Namun pada akhirnya, ketidakpercayaan seorang Cheryl pada kabar yang Rendan berikan yaitu mengenai Zee yang kini malah jadi kekasih Devano, terbukti. Lihat saja, di gang menuju kontrakan dalam posisi Devano maupun Zee, sedang melangkah keluar. Devano yang awalnya memimpin langkah, mendadak menoleh ke belakang sambil mengulurkan tangan kanannya. Devano sampai berhenti melangkah menunggu balasan Zee yang detik itu juga langsung termangu menatap wajah tampan Devano.
Wanita mana yang tidak luluh jika yang mendekati sekelas Devano? Zee yang selama ini terkenal setia kepada Rendan dan hidupnya hanya untuk bekerja demi menyambung kesehatan sang ayah saja luluh.
“Cepat terima, ada yang mengawasi kita,” ucap Devano.
Dalam diamnya, Zee yang memang langsung tegang gara-gara uluran tangan Devano, berangsur meletakkan tangan kirinya di telapak tangan pria cerewet itu. Telapak tangan itu sungguh terasa hangat. Tanpa berpikir maksud dari genggaman yang tengah berlangsung, apa yang Devano lakukan sudah langsung membuat Zee merasa jauh lebih tenang, setelah kemunculan Cheryl bersama Rendan langsung membuat Zee mengamuk keduanya.
Kebersamaan Zee dan Devano sungguh membuat iri apalagi bagi Cheryl dan Rendan yang masih mengawasi dari dalam mobil tak jauh dari mobil Devano terparkir.

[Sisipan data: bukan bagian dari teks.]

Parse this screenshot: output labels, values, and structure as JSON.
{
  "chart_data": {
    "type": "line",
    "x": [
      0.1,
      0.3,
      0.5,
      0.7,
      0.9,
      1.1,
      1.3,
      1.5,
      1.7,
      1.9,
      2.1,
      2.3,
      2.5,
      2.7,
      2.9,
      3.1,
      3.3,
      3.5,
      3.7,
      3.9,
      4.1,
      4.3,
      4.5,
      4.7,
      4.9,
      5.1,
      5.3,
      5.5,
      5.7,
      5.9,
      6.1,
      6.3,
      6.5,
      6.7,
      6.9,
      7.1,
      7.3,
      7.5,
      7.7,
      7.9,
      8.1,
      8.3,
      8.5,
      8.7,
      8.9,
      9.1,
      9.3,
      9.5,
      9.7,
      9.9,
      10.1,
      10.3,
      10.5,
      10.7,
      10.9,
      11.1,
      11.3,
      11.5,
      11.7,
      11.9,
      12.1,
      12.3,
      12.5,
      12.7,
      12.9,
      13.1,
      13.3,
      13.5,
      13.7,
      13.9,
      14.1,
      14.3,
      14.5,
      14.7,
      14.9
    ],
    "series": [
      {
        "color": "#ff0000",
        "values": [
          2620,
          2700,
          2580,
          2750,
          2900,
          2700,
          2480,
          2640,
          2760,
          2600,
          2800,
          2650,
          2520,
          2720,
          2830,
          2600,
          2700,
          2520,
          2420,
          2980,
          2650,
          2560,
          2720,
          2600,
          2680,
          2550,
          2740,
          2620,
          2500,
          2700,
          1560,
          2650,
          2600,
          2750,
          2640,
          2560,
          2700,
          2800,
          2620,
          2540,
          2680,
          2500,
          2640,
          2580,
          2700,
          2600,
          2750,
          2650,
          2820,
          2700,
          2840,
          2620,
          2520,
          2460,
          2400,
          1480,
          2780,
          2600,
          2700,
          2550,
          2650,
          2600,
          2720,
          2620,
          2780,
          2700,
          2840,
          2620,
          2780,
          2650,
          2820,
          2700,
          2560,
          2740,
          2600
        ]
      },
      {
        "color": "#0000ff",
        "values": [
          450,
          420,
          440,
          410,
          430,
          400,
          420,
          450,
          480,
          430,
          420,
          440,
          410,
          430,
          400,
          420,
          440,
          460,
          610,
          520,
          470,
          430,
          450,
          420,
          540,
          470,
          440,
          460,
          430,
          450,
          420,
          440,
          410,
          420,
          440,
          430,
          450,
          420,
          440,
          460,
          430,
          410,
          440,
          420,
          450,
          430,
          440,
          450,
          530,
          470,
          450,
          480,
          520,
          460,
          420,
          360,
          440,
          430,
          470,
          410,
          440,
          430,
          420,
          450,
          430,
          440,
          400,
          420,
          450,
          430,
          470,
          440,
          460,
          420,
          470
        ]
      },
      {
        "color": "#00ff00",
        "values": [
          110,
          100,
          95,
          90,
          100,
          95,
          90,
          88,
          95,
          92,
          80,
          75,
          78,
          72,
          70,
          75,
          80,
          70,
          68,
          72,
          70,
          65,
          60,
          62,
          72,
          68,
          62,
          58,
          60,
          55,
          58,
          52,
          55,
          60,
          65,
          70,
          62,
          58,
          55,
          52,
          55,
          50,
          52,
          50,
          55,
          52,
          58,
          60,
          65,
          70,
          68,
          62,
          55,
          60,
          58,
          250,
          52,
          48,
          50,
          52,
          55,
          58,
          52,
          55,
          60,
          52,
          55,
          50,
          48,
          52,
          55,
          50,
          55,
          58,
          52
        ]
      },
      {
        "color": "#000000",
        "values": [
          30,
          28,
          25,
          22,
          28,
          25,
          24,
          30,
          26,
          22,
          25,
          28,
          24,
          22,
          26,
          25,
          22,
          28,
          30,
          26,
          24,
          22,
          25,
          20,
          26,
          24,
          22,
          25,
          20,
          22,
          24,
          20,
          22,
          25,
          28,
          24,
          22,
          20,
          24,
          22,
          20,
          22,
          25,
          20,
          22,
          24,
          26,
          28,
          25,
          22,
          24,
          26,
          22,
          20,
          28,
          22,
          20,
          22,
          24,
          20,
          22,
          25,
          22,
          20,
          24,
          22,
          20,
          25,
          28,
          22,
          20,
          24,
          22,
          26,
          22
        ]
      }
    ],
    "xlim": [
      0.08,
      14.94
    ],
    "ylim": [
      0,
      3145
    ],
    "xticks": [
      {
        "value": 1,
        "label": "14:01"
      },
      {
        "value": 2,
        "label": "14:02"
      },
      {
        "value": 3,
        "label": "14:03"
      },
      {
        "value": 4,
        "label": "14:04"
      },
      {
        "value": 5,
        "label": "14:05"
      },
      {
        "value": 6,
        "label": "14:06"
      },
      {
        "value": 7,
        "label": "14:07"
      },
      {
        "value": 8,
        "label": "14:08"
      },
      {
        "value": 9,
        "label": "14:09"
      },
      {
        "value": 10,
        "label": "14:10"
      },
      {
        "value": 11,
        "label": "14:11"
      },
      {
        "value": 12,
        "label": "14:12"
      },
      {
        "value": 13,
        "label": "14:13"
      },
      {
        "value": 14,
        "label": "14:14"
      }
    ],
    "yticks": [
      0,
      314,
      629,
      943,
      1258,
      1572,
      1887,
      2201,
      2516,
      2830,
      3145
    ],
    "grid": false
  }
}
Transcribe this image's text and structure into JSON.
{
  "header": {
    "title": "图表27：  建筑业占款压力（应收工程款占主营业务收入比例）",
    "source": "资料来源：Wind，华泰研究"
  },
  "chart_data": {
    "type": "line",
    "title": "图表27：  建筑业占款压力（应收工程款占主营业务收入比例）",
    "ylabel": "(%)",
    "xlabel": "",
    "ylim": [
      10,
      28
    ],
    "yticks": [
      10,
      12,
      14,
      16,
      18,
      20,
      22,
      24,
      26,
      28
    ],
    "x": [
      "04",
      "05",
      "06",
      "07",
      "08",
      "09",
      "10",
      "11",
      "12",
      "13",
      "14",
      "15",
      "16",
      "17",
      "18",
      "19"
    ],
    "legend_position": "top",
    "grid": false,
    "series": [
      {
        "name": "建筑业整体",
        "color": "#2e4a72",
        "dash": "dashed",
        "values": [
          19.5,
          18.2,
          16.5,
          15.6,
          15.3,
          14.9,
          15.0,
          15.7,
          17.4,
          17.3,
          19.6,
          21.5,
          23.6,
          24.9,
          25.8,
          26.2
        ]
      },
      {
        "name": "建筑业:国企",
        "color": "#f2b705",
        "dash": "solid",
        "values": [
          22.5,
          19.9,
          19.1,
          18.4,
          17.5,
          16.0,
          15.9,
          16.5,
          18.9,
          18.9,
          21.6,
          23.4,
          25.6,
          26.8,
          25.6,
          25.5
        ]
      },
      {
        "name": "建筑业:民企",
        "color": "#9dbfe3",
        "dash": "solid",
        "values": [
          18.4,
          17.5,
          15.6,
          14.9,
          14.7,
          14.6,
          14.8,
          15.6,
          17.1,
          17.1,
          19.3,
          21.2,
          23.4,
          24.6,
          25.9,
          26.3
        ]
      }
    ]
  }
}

Devano sampai menuntun Zee untuk masuk mobil lebih dulu, baru disusul dirinya. Sementara pak Lukman yang terjaga di sebelah pintu, mengawasi dengan tatapan damai.

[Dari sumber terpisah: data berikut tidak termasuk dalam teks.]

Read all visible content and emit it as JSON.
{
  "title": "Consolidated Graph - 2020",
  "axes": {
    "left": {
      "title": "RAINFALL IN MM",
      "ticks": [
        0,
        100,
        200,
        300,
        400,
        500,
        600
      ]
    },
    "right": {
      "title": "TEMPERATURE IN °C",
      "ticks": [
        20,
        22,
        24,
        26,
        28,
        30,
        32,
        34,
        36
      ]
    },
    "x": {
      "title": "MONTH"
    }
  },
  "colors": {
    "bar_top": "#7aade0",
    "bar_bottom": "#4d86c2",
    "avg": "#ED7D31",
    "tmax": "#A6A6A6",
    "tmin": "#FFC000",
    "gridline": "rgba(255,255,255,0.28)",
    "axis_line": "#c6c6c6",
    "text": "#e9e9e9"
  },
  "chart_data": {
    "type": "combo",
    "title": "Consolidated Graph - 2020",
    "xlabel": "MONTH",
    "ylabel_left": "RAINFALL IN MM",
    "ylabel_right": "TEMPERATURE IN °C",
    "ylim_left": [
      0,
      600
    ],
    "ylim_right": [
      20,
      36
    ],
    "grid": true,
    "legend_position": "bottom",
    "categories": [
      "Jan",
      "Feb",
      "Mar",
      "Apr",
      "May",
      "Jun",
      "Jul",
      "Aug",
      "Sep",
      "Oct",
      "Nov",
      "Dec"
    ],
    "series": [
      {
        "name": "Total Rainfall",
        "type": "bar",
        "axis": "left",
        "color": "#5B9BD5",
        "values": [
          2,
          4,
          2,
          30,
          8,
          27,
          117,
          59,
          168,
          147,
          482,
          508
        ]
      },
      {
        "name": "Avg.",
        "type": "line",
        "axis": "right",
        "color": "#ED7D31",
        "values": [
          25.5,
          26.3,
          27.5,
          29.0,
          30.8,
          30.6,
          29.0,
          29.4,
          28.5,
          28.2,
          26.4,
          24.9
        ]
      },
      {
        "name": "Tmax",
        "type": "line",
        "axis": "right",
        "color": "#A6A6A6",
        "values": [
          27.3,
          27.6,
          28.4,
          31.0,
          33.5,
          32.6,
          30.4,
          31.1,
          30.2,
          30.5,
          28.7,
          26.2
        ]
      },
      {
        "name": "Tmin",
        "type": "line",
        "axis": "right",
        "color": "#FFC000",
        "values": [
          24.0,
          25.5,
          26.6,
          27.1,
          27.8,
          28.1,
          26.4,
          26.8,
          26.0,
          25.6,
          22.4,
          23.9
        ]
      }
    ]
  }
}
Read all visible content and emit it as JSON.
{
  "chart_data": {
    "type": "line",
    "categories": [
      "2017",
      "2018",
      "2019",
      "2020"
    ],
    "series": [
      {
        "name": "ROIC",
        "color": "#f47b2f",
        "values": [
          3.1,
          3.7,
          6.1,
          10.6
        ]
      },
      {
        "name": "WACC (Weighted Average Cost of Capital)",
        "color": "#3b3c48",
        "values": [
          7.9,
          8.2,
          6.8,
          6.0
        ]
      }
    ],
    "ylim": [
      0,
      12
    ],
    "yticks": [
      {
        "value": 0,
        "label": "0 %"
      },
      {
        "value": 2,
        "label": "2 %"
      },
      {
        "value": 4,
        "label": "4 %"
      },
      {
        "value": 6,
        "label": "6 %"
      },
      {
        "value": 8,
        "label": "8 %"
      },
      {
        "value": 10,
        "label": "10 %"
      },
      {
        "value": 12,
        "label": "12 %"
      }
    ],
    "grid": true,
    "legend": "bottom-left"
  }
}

“Kok bisa Zee sama pak Vano, padahal selama ini, mereka selalu ribut?” ucap Cheryl menjadi uring-uringan sendiri.
Di sebelah Cheryl, Rendan juga tak kalah kesal. Masa iya, kini malah mereka yang jadi penonton dan itu sambil gigit jari?

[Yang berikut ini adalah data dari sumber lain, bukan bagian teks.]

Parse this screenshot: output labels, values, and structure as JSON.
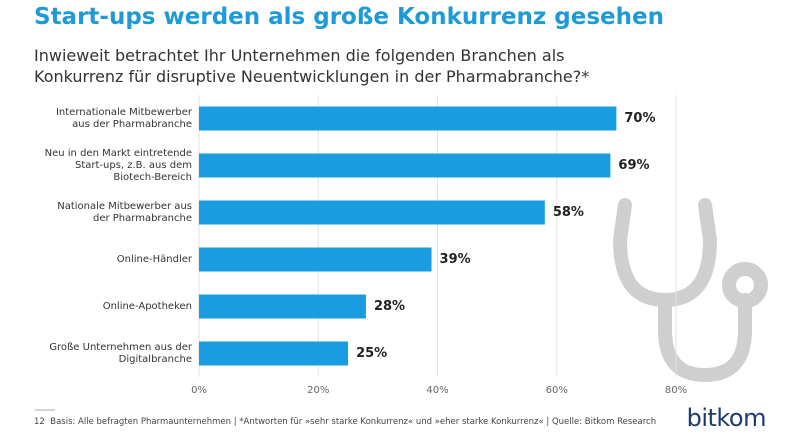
{
  "chart_data": {
    "type": "bar",
    "orientation": "horizontal",
    "title": "Start-ups werden als große Konkurrenz gesehen",
    "subtitle": "Inwieweit betrachtet Ihr Unternehmen die folgenden Branchen als Konkurrenz für disruptive Neuentwicklungen in der Pharmabranche?*",
    "categories": [
      "Internationale Mitbewerber aus der Pharmabranche",
      "Neu in den Markt eintretende Start-ups, z.B. aus dem Biotech-Bereich",
      "Nationale Mitbewerber aus der Pharmabranche",
      "Online-Händler",
      "Online-Apotheken",
      "Große Unternehmen aus der Digitalbranche"
    ],
    "values": [
      70,
      69,
      58,
      39,
      28,
      25
    ],
    "value_labels": [
      "70%",
      "69%",
      "58%",
      "39%",
      "28%",
      "25%"
    ],
    "color": "#1a9de0",
    "xlim": [
      0,
      80
    ],
    "xticks": [
      {
        "value": 0,
        "label": "0%"
      },
      {
        "value": 20,
        "label": "20%"
      },
      {
        "value": 40,
        "label": "40%"
      },
      {
        "value": 60,
        "label": "60%"
      },
      {
        "value": 80,
        "label": "80%"
      }
    ],
    "grid": true,
    "page_number": "12",
    "footnote": "Basis: Alle befragten Pharmaunternehmen | *Antworten für »sehr starke Konkurrenz« und »eher starke Konkurrenz« | Quelle: Bitkom Research",
    "logo": "bitkom"
  }
}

“Kuku-kuku Pak Vano sudah panjang,” ucap Zee tak lama setelah pak Lukman menutup pintu mobil sebelah Devano.
Devano menatap Zee yang mulai cerewet.
“Itu bisa jadi tempat tinggal se-tan, Pak!” yakin Zee.
“Ya enggak apa-apa. Saking baik hatinya, sekelas se-tan pun saya sediakan tempat tinggal! Kurang baik apa coba saya, ke se-tan saja saya peduli!” balas Devano sewot, tapi Zee malah menahan senyumnya. Harusnya memang tidak masalah, tapi melihat Zee tersenyum seperti sekarang dan itu membuat Zee terlihat sangat sakit, hati Devano menjadi krenyes-krenyes. Senyum Zee benar-benar nagih, mirip candu yang membuat Devano betah memandanginya.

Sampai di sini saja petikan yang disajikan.